Leipzig. Demnach sprang der Autor am Donnerstagabend aus einem Fenster der Leipziger Uni-Klinik.

Zwischen seinem ersten und seinem letzten Roman - „Jungen, die übrigblieben“ (1950) und „Löwenstadt“ (2009) - liegen Dutzende Werke, in denen Loest mit einem scharfen Blick auf den Alltag die politischen Verhältnisse in Deutschland beschrieb. In seinen Romanen und Erzählungen setzte er sich immer wieder mit der deutschen Teilung und der Wiedervereinigung auseinander.

Die deutsche Geschichte hat Loest wie nur wenige andere Autoren auf wechselhafte Weise am eigenen Leib erfahren: Er war junger Soldat im Zweiten Weltkrieg und NSDAP-Mitglied, trat erst mit voller Überzeugung in die SED ein und später desillusioniert wieder aus. Er verbüßte sieben Jahre wegen „konterrevolutionärer Gruppenbildung“ im gefürchteten Stasi-Knast in Bautzen - für ihn „gemordete Zeit“, wie er in einer Autobiografie schrieb.

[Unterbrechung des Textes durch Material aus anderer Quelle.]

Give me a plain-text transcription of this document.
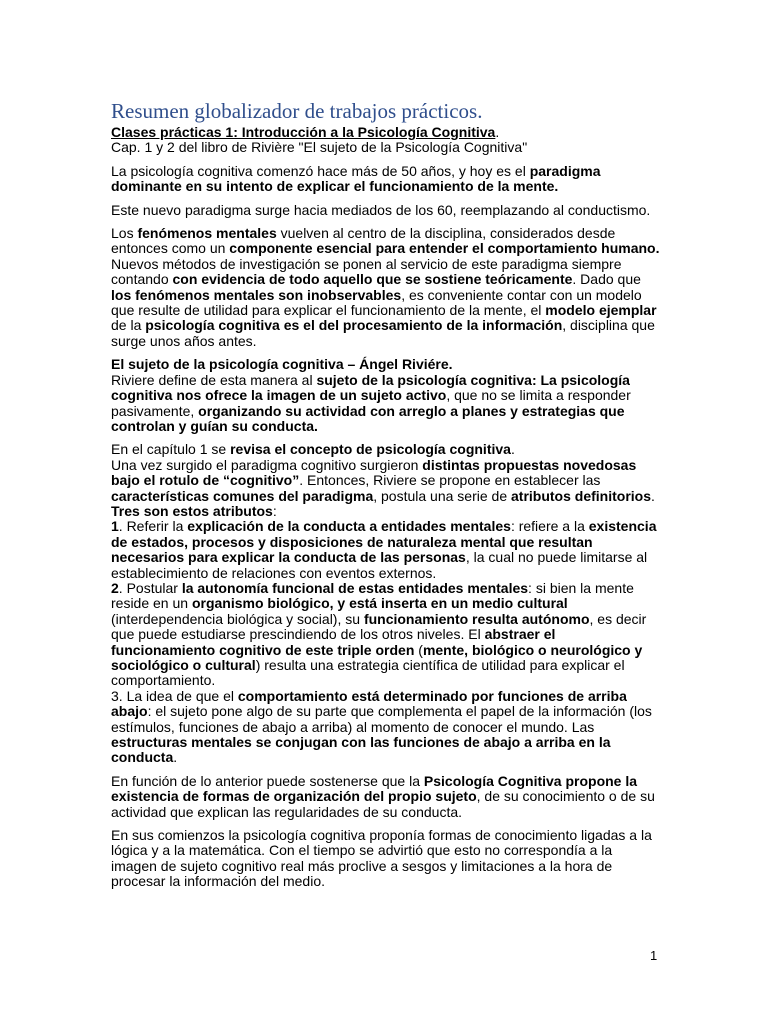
Resumen globalizador de trabajos prácticos.
Clases prácticas 1: Introducción a la Psicología Cognitiva.
Cap. 1 y 2 del libro de Rivière "El sujeto de la Psicología Cognitiva"
La psicología cognitiva comenzó hace más de 50 años, y hoy es el paradigma dominante en su intento de explicar el funcionamiento de la mente.
Este nuevo paradigma surge hacia mediados de los 60, reemplazando al conductismo.
Los fenómenos mentales vuelven al centro de la disciplina, considerados desde entonces como un componente esencial para entender el comportamiento humano.
Nuevos métodos de investigación se ponen al servicio de este paradigma siempre contando con evidencia de todo aquello que se sostiene teóricamente. Dado que los fenómenos mentales son inobservables, es conveniente contar con un modelo que resulte de utilidad para explicar el funcionamiento de la mente, el modelo ejemplar de la psicología cognitiva es el del procesamiento de la información, disciplina que surge unos años antes.
El sujeto de la psicología cognitiva – Ángel Riviére.
Riviere define de esta manera al sujeto de la psicología cognitiva: La psicología cognitiva nos ofrece la imagen de un sujeto activo, que no se limita a responder pasivamente, organizando su actividad con arreglo a planes y estrategias que controlan y guían su conducta.
En el capítulo 1 se revisa el concepto de psicología cognitiva.
Una vez surgido el paradigma cognitivo surgieron distintas propuestas novedosas bajo el rotulo de “cognitivo”. Entonces, Riviere se propone en establecer las características comunes del paradigma, postula una serie de atributos definitorios. Tres son estos atributos:
1. Referir la explicación de la conducta a entidades mentales: refiere a la existencia de estados, procesos y disposiciones de naturaleza mental que resultan necesarios para explicar la conducta de las personas, la cual no puede limitarse al establecimiento de relaciones con eventos externos.
2. Postular la autonomía funcional de estas entidades mentales: si bien la mente reside en un organismo biológico, y está inserta en un medio cultural (interdependencia biológica y social), su funcionamiento resulta autónomo, es decir que puede estudiarse prescindiendo de los otros niveles. El abstraer el funcionamiento cognitivo de este triple orden (mente, biológico o neurológico y sociológico o cultural) resulta una estrategia científica de utilidad para explicar el comportamiento.
3. La idea de que el comportamiento está determinado por funciones de arriba abajo: el sujeto pone algo de su parte que complementa el papel de la información (los estímulos, funciones de abajo a arriba) al momento de conocer el mundo. Las estructuras mentales se conjugan con las funciones de abajo a arriba en la conducta.
En función de lo anterior puede sostenerse que la Psicología Cognitiva propone la existencia de formas de organización del propio sujeto, de su conocimiento o de su actividad que explican las regularidades de su conducta.
En sus comienzos la psicología cognitiva proponía formas de conocimiento ligadas a la lógica y a la matemática. Con el tiempo se advirtió que esto no correspondía a la imagen de sujeto cognitivo real más proclive a sesgos y limitaciones a la hora de procesar la información del medio.
1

Loest wurde im sächsischen Mittweida geboren. 1946 absolvierte der Sohn eines Eisenwarenhändlers ein Volontariat bei der „Leipziger Volkszeitung“. Nur kurz durfte er danach dort als Kreisredakteur arbeiten. Nach einer vernichtenden Kritik seines Roman-Debüts verlor er die Stelle - und wurde freier Schriftsteller. Allein zwischen 1965 und 1975 verfasste er elf Romane und 30 Erzählungen, teils unter Pseudonym, da er in der DDR noch verfemt war. Die Stasi hatte ihn lange im Visier.

Aus Protest gegen die Zensur seines Romans „Es geht seinen Gang oder Mühen in unserer Ebene“ (1978) trat der Autor 1979 aus dem Schriftstellerverband der DDR aus. Weil seine oppositionelle Haltung große Repressalien auslöste, siedelte er 1981 in die Bundesrepublik über. Nach dem Fall der Mauer kehrte Loest schnell in seine Wahlheimat Leipzig zurück - und mischte sich in der Stadt immer wieder in aktuelle Diskussionen ein. So protestierte der vom Kommunismus schwer enttäuschte Leipziger Ehrenbürger gegen Kunstwerke des realistischen Sozialismus im öffentlichen Raum.